What is a function call? Function calls are the ability to allow LLMs to interact with external tools or APIs.
When a user’s request requires information outside of the model’s own knowledge base, such as real-time weather, internal database data, or performing a software operation. Instead of answering directly, the model generates a JSON object in a specific format. This JSON object describes exactly which function needs to be called and what parameters need to be passed.
By explicitly requiring LLMs to generate outputs that conform to specific JSONSchemas in prompts, the “last mile” problem of system integration can be solved.
Core strengths
- Reliable machine analysis: The application backend can directly deserialize the JSON string returned by the LLM into an object or data structure without any fragile text parsing logic. This makes the AI’s output as reliable as calling a traditional, deterministic API.
- Seamless system integration: Structured JSON output can be used directly to populate databases, call other APIs, drive front-end UI rendering, or as input to the next step in Agentic Workflows.
- Precise data structure definitions: Defining a JSON schema itself imposes a strong logical constraint on the model, forcing it to think about how to populate the analysis results into preset fields, which in turn improves the quality and completeness of the output.
- Sample data provided: With the JSON format example, the model is able to better understand the desired output format.
Workflow
- Define the tool: In the prompt, use the format of the JSON Schema to describe the available external functions (tools) to the model, including the function name, function description, and parameter list.
- Model decision-making: The model analyzes user input to determine whether a defined function needs to be called to answer the question.
- Generate JSON: If needed, the model outputs a JSON object containing the function name and parameters.

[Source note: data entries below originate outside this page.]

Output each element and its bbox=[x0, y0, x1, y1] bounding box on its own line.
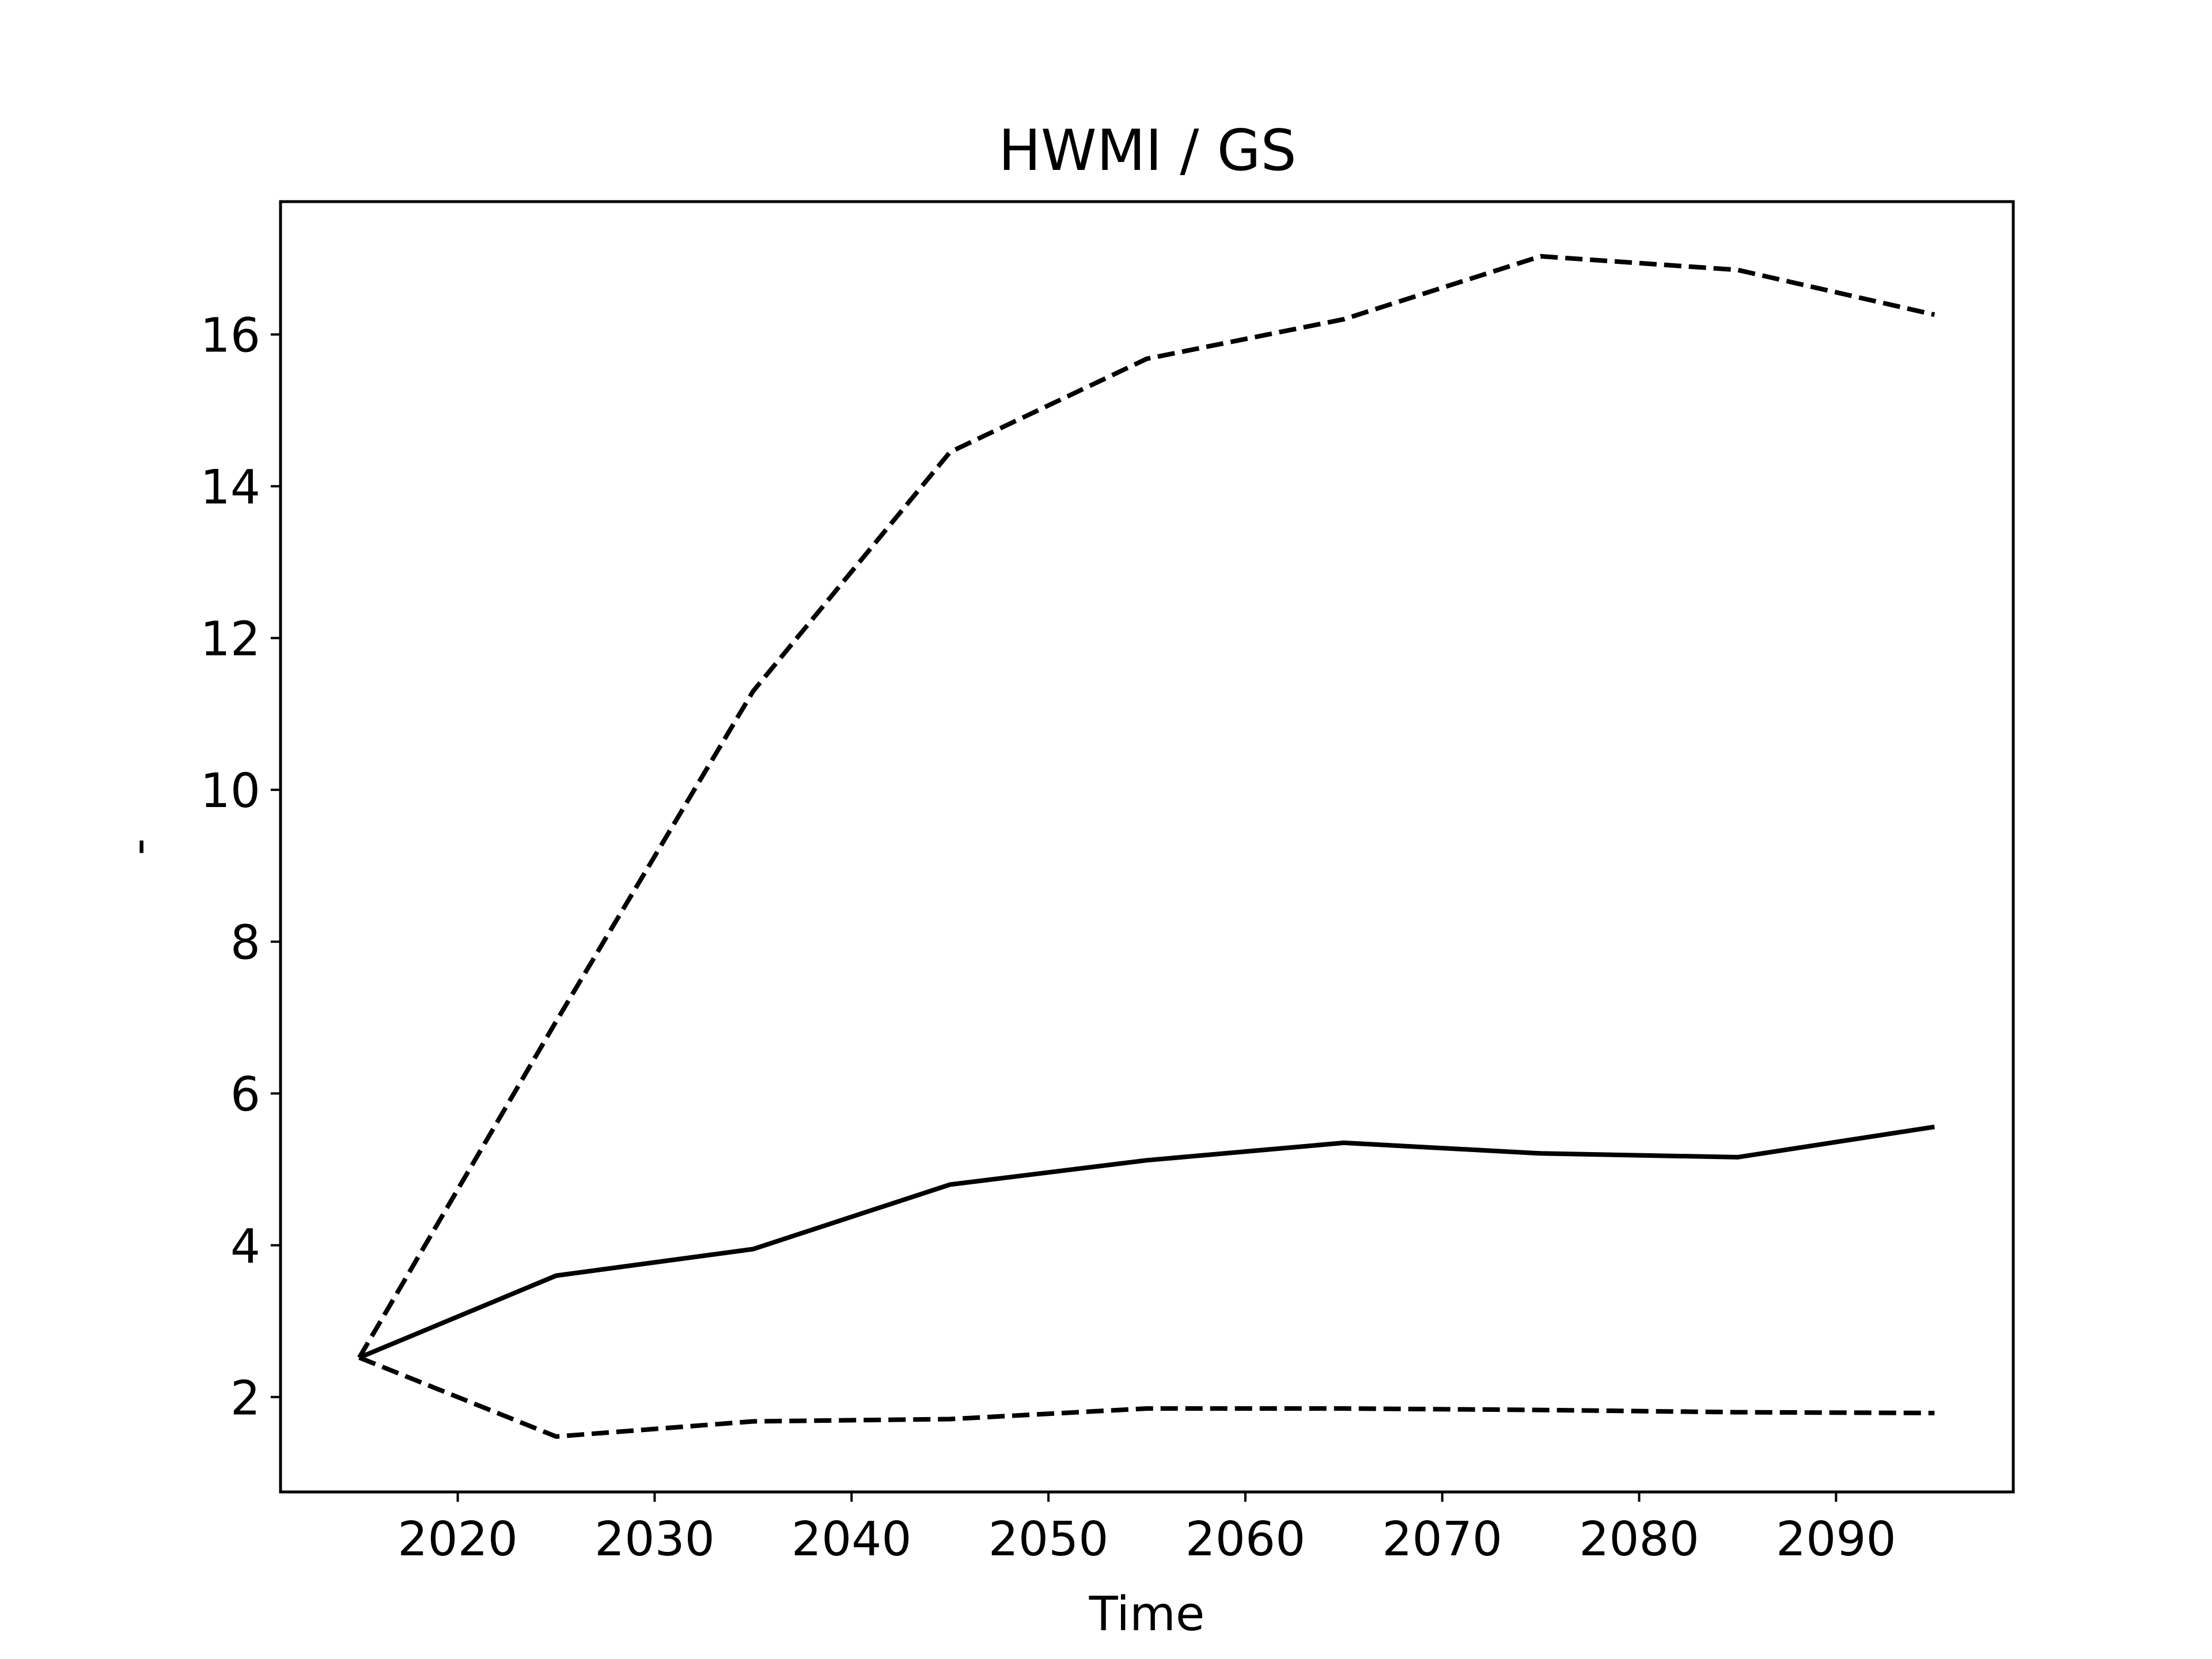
chart-title: HWMI / GS bbox=[998, 118, 1297, 184]
y-tick-label: 4 bbox=[230, 1219, 260, 1274]
x-tick-label: 2060 bbox=[1185, 1512, 1306, 1567]
series-line-2 bbox=[357, 253, 1936, 1359]
series-line-3 bbox=[358, 1355, 1935, 1439]
series-line-1 bbox=[358, 1124, 1935, 1360]
y-axis-label: - bbox=[111, 838, 166, 855]
y-tick-label: 6 bbox=[230, 1067, 260, 1122]
x-tick-label: 2040 bbox=[791, 1512, 912, 1567]
x-tick-label: 2070 bbox=[1382, 1512, 1502, 1567]
y-tick-label: 14 bbox=[200, 460, 260, 515]
y-tick-label: 8 bbox=[230, 916, 260, 971]
x-tick-label: 2030 bbox=[594, 1512, 715, 1567]
x-axis-ticks: 2020 2030 2040 2050 2060 2070 2080 2090 bbox=[397, 1492, 1896, 1567]
x-tick-label: 2050 bbox=[988, 1512, 1109, 1567]
x-tick-label: 2080 bbox=[1579, 1512, 1699, 1567]
y-tick-label: 12 bbox=[200, 612, 260, 667]
x-tick-label: 2020 bbox=[397, 1512, 518, 1567]
y-tick-label: 10 bbox=[200, 764, 260, 819]
y-tick-label: 2 bbox=[230, 1371, 260, 1426]
series-layer bbox=[357, 253, 1936, 1439]
x-tick-label: 2090 bbox=[1776, 1512, 1896, 1567]
y-tick-label: 16 bbox=[200, 309, 260, 363]
x-axis-label: Time bbox=[1089, 1587, 1205, 1642]
y-axis-ticks: 2 4 6 8 10 12 14 16 bbox=[200, 309, 281, 1426]
plot-area-frame bbox=[279, 200, 2015, 1494]
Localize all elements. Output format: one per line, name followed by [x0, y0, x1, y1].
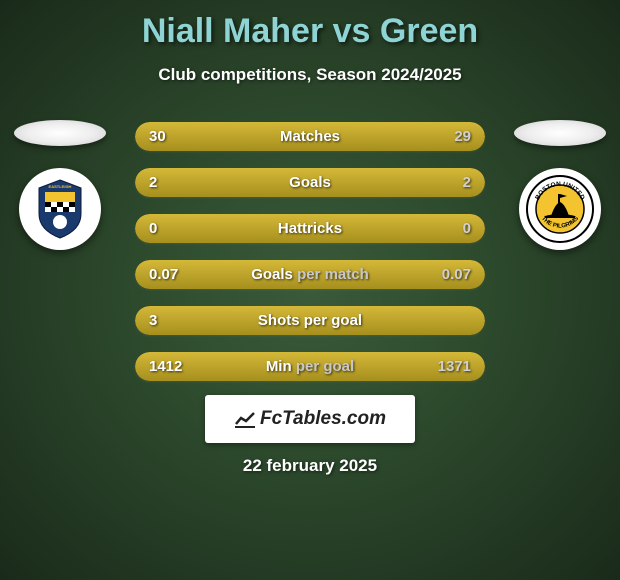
stat-value-left: 2 — [149, 168, 157, 197]
bar-left — [135, 306, 485, 335]
bar-right — [310, 214, 485, 243]
stat-row: 0.070.07Goals per match — [135, 260, 485, 289]
stat-value-left: 0.07 — [149, 260, 178, 289]
stat-value-left: 3 — [149, 306, 157, 335]
svg-text:EASTLEIGH: EASTLEIGH — [49, 184, 72, 189]
player-left-column: EASTLEIGH — [14, 120, 106, 250]
stat-value-right: 1371 — [438, 352, 471, 381]
footer-brand-badge: FcTables.com — [205, 395, 415, 443]
stat-row: 3Shots per goal — [135, 306, 485, 335]
stat-row: 22Goals — [135, 168, 485, 197]
stat-value-right: 29 — [454, 122, 471, 151]
stat-value-left: 1412 — [149, 352, 182, 381]
team-right-crest: BOSTON UNITED THE PILGRIMS — [519, 168, 601, 250]
page-title: Niall Maher vs Green — [0, 0, 620, 51]
stat-row: 14121371Min per goal — [135, 352, 485, 381]
stat-value-right: 0.07 — [442, 260, 471, 289]
bar-left — [135, 214, 310, 243]
footer-brand-text: FcTables.com — [234, 408, 386, 430]
stat-row: 3029Matches — [135, 122, 485, 151]
stat-value-right: 2 — [463, 168, 471, 197]
stat-value-left: 0 — [149, 214, 157, 243]
player-left-silhouette — [14, 120, 106, 146]
player-right-column: BOSTON UNITED THE PILGRIMS — [514, 120, 606, 250]
stat-value-left: 30 — [149, 122, 166, 151]
stat-value-right: 0 — [463, 214, 471, 243]
stats-container: 3029Matches22Goals00Hattricks0.070.07Goa… — [135, 122, 485, 381]
player-right-silhouette — [514, 120, 606, 146]
subtitle: Club competitions, Season 2024/2025 — [0, 65, 620, 85]
bar-left — [135, 168, 310, 197]
snapshot-date: 22 february 2025 — [0, 456, 620, 476]
bar-right — [310, 168, 485, 197]
team-left-crest: EASTLEIGH — [19, 168, 101, 250]
stat-row: 00Hattricks — [135, 214, 485, 243]
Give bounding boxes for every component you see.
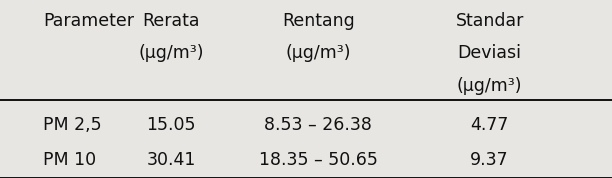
Text: (μg/m³): (μg/m³) bbox=[285, 44, 351, 62]
Text: Standar: Standar bbox=[455, 12, 524, 30]
Text: PM 2,5: PM 2,5 bbox=[43, 116, 102, 134]
Text: 8.53 – 26.38: 8.53 – 26.38 bbox=[264, 116, 372, 134]
Text: 30.41: 30.41 bbox=[147, 151, 196, 169]
Text: (μg/m³): (μg/m³) bbox=[138, 44, 204, 62]
Text: 9.37: 9.37 bbox=[470, 151, 509, 169]
Text: 15.05: 15.05 bbox=[147, 116, 196, 134]
Text: 4.77: 4.77 bbox=[471, 116, 509, 134]
Text: Rentang: Rentang bbox=[282, 12, 354, 30]
Text: Rerata: Rerata bbox=[143, 12, 200, 30]
Text: (μg/m³): (μg/m³) bbox=[457, 77, 523, 95]
Text: Deviasi: Deviasi bbox=[458, 44, 521, 62]
Text: 18.35 – 50.65: 18.35 – 50.65 bbox=[259, 151, 378, 169]
Text: PM 10: PM 10 bbox=[43, 151, 96, 169]
Text: Parameter: Parameter bbox=[43, 12, 134, 30]
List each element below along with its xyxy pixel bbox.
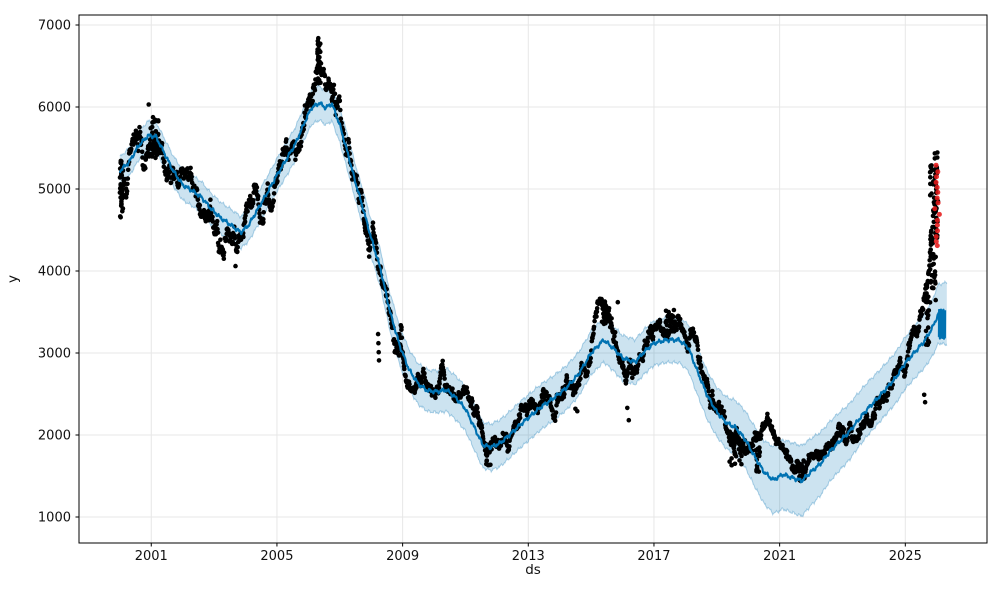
x-axis-label: ds: [525, 562, 541, 578]
x-tick-label: 2025: [889, 549, 922, 564]
y-tick-label: 4000: [38, 265, 71, 280]
x-tick-label: 2001: [135, 549, 168, 564]
forecast-line: [118, 101, 947, 484]
y-tick-label: 2000: [38, 429, 71, 444]
x-tick-label: 2013: [512, 549, 545, 564]
y-axis-label: y: [5, 275, 21, 283]
x-tick-label: 2005: [260, 549, 293, 564]
y-tick-label: 6000: [38, 101, 71, 116]
y-tick-label: 7000: [38, 19, 71, 34]
y-tick-label: 3000: [38, 347, 71, 362]
y-tick-label: 5000: [38, 183, 71, 198]
x-tick-label: 2009: [386, 549, 419, 564]
y-tick-label: 1000: [38, 511, 71, 526]
x-tick-label: 2021: [763, 549, 796, 564]
anomalies-scatter: [932, 162, 942, 249]
axes: 2001 2005 2009 2013 2017 2021 2025 1000 2000 3000…: [5, 14, 988, 578]
x-tick-label: 2017: [637, 549, 670, 564]
gridlines: [79, 15, 987, 543]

- App execution: Your application code receives this JSON, parses it, and actually executes the corresponding API call or function.
- Return results: Returns the result of the function’s execution to the model.
- Final reply: The model generates a final natural language response to the user based on the results returned by the function.
Example: Implement tool calls through JSON
Step 1: Describe the tool to the model, generallyIn the prompt, we will provide a list of tools.
Explain that this tool is:
- What is it used for?
- What the user input that needs to call this tool looks like
- and which fields are needed to successfully call the tool
Step 2: User Questions User input: “What is Zhang San’s phone number and email address?”
Step 3: Model Generates JSON (Function Call)
Instead of answering directly, the model returns a tool_calls object with the following JSON:
The description calls the personnel query tool, and the field entered is the person’s name Zhang San
Step 4 and beyond: The application code calls the real API and returns the person information
For example, “Zhang San, Tel: 13794785945, Email: zhangsan@123.com”, and then feed it to the model.
The model will finally generate a friendly reply to the user based on the returned information: “Zhang San’s phone is 13794785945, and the email address is zhangsan@123.com”
For product managers and business personnel, understanding function calls is crucial.
It means that LLMs are no longer a closed knowledge base, but “intelligent hubs” that can be authorized to access and operate any external data and systems, which greatly expands the imagination and business value of AI applications.